Abdur Rahman Alfa Shaban with WORLD BANK
This view by the global finance outfit was contained in their Global Economic Prospect report released this month.
‘‘Ethiopia is forecast to expand by 8.3 percent in 2017, Tanzania by 7.2 percent, Ivory Coast by 6.8 percent, and Senegal by 6.7 percent, all helped by public investment. However, some countries need to contain debt accumulation and rebuild policy buffers,’‘ the report cautioned.
Ethiopia is forecast to expand by 8.3 percent in 2017, Tanzania by 7.2 percent, Ivory Coast by 6.8 percent, and Senegal by 6.7 percent, all helped by public investment.
The World Bank further noted that growth in non-resource intensive countries was anticipated to remain solid, supported by infrastructure investment, resilient services sectors, and the recovery of agricultural production.
Whiles projecting a generally stable economic performance for most Sub-Saharan Africa economies, the report titled, ‘A Fragile Recovery,’ forecasted that economies will averagely ‘‘pick up to 2.6 percent in 2017 and to 3.2 percent in 2018, predicated on moderately rising commodity prices and reforms to tackle macroeconomic imbalances.’‘
They stressed the challenges that the United States official development assistance slash will have on smaller economies and fragile states in the region as a major risk. The East Africa region they noted was also susceptible to whether-related risks.
‘‘Worsening drought conditions will severely affect agricultural production, push food prices higher, and increase food insecurity in the sub-region,’‘ they added.
Ethiopia overtakes Kenya as economic giant of East Africa
This forecast becomes the second stamp of approval on the Ethiopia economy in as many months. International Monetary Fund (IMF) figures released in April this year ‘crowned’ the country as the new economic giant of the East Africa region dethroning neighbouring Kenya.

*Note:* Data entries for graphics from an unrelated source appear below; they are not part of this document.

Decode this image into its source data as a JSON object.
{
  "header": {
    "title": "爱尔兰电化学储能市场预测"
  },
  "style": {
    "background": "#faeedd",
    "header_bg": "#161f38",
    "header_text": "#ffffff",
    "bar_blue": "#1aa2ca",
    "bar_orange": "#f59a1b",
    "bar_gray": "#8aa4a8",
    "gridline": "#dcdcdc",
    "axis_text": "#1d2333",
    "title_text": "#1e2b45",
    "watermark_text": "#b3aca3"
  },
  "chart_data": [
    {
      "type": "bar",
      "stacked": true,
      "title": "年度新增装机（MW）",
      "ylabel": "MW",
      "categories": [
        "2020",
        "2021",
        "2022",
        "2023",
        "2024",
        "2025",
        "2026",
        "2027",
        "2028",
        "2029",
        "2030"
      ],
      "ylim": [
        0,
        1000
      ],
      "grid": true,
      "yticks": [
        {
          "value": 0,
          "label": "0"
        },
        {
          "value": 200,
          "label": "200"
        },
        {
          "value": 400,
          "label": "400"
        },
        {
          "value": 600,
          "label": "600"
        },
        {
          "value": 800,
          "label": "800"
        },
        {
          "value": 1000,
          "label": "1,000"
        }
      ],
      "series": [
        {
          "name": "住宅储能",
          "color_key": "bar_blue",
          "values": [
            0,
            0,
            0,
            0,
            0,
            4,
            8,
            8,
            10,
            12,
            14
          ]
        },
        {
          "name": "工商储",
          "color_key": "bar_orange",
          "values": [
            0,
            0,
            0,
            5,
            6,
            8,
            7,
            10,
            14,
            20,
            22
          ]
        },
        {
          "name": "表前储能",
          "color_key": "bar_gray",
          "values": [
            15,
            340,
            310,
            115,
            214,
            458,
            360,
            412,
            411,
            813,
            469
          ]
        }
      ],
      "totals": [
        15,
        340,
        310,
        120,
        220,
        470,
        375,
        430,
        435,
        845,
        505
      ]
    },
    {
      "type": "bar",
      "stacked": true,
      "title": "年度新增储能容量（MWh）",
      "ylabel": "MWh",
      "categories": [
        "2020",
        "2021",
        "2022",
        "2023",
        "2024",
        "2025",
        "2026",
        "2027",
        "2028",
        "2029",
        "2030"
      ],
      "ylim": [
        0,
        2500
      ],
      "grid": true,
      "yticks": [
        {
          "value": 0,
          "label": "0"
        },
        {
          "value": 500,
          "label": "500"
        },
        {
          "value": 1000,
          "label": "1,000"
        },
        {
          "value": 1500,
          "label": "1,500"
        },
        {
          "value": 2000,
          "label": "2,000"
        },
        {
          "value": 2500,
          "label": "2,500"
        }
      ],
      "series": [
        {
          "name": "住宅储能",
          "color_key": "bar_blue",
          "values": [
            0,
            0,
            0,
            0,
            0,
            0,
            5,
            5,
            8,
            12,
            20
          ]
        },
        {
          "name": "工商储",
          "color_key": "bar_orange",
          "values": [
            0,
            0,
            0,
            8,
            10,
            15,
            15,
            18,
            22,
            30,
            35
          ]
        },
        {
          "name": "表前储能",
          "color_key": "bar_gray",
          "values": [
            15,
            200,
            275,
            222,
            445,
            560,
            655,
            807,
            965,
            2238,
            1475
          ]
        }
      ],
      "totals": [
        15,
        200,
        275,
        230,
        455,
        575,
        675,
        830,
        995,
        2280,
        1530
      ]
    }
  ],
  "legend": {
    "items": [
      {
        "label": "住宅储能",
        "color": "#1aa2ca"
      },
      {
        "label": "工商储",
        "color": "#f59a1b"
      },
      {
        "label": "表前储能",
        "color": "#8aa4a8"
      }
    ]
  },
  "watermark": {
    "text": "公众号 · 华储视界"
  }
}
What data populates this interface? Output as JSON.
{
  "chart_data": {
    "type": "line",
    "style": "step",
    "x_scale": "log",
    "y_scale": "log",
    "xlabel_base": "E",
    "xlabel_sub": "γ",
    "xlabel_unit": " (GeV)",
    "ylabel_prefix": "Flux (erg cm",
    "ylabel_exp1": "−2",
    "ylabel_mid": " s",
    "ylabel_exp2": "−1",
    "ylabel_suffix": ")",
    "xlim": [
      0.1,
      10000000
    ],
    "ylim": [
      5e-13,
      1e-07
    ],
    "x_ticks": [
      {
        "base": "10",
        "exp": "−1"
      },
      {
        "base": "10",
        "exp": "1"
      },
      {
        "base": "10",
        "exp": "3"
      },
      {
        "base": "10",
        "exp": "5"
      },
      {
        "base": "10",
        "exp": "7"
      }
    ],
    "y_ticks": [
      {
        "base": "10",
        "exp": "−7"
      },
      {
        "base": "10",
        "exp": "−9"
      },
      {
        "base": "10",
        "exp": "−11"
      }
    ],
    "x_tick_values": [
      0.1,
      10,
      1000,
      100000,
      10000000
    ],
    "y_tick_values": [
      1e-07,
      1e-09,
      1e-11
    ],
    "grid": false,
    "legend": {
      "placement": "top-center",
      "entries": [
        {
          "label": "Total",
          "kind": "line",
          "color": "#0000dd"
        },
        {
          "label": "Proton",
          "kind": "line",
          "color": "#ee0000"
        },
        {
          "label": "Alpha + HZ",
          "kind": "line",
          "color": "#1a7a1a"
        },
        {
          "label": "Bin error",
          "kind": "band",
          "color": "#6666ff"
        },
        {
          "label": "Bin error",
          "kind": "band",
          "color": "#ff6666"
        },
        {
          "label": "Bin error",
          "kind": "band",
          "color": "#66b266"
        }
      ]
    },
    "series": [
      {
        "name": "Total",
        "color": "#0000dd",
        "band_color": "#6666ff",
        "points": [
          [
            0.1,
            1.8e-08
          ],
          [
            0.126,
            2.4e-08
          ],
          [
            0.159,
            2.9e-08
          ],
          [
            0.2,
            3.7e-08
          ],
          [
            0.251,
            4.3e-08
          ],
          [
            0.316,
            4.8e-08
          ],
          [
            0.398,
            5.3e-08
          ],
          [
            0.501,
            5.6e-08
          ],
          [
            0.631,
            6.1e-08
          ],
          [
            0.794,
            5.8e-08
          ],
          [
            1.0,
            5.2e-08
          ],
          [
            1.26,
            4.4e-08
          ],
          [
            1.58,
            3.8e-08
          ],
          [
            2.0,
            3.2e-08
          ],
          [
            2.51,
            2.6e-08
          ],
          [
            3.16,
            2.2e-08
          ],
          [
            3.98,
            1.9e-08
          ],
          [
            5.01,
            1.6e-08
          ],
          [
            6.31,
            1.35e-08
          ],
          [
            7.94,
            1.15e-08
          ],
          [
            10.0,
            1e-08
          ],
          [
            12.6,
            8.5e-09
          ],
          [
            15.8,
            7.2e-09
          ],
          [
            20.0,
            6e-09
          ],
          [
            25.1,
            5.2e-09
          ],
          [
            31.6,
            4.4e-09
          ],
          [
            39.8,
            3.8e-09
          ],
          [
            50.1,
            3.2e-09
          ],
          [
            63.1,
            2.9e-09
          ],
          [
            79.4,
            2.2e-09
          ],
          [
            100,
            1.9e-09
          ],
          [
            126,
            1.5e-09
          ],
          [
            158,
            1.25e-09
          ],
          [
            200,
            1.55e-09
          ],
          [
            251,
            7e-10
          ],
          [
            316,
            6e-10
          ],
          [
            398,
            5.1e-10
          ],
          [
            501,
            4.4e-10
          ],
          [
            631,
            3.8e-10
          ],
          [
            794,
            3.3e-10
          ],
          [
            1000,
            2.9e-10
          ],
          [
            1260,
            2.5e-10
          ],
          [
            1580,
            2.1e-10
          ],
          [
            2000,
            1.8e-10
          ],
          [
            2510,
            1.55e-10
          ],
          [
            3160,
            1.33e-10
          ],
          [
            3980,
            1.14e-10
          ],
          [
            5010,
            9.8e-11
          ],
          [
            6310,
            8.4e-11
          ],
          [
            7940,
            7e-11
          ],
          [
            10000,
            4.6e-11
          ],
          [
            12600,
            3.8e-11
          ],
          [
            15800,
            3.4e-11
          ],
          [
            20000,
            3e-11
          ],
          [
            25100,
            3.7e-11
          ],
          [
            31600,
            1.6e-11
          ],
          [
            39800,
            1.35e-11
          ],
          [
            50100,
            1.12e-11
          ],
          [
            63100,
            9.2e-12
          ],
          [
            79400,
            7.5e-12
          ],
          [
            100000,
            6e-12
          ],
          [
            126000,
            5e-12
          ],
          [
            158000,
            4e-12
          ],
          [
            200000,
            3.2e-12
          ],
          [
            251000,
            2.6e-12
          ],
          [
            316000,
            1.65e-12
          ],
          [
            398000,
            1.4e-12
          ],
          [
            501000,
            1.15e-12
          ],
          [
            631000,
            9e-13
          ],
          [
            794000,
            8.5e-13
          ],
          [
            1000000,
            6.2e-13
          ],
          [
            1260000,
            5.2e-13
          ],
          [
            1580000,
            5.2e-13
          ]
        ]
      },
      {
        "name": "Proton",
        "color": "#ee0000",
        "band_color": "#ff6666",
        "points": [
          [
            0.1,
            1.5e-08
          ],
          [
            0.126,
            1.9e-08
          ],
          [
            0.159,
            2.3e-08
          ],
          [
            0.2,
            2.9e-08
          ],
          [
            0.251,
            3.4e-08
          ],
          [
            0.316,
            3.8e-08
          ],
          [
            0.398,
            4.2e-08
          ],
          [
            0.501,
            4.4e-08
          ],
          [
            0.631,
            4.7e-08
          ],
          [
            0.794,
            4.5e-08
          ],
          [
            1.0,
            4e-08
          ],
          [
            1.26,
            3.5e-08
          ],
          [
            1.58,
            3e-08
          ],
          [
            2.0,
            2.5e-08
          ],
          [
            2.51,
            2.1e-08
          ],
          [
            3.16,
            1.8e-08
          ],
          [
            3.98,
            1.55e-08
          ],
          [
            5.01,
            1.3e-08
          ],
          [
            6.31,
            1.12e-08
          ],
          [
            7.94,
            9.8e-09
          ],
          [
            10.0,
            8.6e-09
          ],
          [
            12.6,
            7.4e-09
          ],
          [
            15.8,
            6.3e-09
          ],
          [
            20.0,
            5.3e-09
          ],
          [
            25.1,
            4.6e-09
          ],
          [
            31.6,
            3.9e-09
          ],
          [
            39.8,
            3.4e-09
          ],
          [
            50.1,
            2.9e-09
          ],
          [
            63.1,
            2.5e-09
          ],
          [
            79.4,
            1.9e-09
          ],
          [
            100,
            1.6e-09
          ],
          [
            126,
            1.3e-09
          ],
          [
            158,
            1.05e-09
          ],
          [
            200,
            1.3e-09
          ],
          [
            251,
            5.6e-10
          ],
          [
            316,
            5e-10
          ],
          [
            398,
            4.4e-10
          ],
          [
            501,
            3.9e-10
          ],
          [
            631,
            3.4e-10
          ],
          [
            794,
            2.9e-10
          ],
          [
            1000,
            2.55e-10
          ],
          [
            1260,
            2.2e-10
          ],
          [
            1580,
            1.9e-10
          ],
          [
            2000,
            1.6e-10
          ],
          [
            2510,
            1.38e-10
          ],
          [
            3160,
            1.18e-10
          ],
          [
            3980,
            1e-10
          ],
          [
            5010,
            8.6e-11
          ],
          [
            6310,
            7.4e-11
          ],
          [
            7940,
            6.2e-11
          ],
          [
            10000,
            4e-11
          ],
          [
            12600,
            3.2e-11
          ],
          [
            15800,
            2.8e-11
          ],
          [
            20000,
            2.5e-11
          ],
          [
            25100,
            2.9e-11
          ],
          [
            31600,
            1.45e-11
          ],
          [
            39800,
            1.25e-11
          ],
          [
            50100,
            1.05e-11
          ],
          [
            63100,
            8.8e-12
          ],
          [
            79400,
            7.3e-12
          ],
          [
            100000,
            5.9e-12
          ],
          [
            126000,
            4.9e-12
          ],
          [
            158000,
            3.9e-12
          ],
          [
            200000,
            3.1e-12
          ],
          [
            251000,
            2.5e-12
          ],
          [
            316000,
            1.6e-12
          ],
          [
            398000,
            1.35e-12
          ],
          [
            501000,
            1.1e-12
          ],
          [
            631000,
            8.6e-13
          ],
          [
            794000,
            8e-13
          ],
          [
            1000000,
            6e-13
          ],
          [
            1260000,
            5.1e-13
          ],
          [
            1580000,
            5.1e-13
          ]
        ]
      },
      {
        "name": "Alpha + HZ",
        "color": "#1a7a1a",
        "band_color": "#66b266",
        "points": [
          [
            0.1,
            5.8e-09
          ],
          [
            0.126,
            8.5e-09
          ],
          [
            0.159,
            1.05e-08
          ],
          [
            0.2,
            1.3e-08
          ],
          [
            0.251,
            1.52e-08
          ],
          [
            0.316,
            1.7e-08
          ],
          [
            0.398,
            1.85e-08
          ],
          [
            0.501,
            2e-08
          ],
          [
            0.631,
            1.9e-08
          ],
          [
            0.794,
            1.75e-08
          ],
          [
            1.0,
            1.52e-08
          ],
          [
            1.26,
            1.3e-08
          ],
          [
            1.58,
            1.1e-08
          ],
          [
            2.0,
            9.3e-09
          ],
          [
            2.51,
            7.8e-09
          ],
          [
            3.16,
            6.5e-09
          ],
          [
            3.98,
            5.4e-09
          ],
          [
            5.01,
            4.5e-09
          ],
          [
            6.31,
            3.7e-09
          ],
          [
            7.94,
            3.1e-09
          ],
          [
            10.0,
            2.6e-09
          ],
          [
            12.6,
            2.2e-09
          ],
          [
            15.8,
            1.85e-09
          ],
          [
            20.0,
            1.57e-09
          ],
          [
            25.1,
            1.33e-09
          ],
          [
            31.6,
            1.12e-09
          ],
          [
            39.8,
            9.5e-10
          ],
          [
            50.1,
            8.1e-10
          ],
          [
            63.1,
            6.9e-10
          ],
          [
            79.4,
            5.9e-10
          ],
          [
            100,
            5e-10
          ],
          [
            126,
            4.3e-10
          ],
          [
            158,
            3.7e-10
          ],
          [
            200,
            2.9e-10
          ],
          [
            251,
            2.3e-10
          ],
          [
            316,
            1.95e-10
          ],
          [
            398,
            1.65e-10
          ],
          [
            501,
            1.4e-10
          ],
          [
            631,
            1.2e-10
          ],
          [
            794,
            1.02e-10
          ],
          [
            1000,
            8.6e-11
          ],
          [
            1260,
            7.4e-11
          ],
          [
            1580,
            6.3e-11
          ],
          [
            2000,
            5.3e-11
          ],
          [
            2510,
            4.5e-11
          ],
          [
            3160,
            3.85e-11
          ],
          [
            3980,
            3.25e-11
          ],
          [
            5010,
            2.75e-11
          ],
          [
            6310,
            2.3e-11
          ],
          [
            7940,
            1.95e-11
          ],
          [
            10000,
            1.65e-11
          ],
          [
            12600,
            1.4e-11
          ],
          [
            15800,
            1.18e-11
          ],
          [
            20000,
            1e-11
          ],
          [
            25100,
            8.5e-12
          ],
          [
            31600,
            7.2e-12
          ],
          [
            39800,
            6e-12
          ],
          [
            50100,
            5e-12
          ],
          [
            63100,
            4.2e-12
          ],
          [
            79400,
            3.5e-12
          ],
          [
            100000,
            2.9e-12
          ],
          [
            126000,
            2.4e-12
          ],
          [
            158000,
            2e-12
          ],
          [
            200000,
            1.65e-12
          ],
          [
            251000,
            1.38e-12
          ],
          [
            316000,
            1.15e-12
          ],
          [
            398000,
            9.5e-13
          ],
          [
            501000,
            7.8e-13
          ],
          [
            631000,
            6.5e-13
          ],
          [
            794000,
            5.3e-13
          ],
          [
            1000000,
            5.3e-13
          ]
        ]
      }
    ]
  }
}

Their annual economic output for 2017 was expected to hit $78 billion from $72 billion recorded last year. Ethiopia’s economic growth since 2015 has been pegged at 10.8% putting a significant gap between them and Kenya. In monetary terms, Ethiopia has opened a gap of over $29 million over Kenya.
Ethiopia’s economic growth is hinged on public-led spending on infrastructure and a strong demand by locals. It has also recently become an investor destination of choice for particularly Chinese investors.
Another factor believed to be driving the economy is the country’s large population – which is almost double that of Kenya.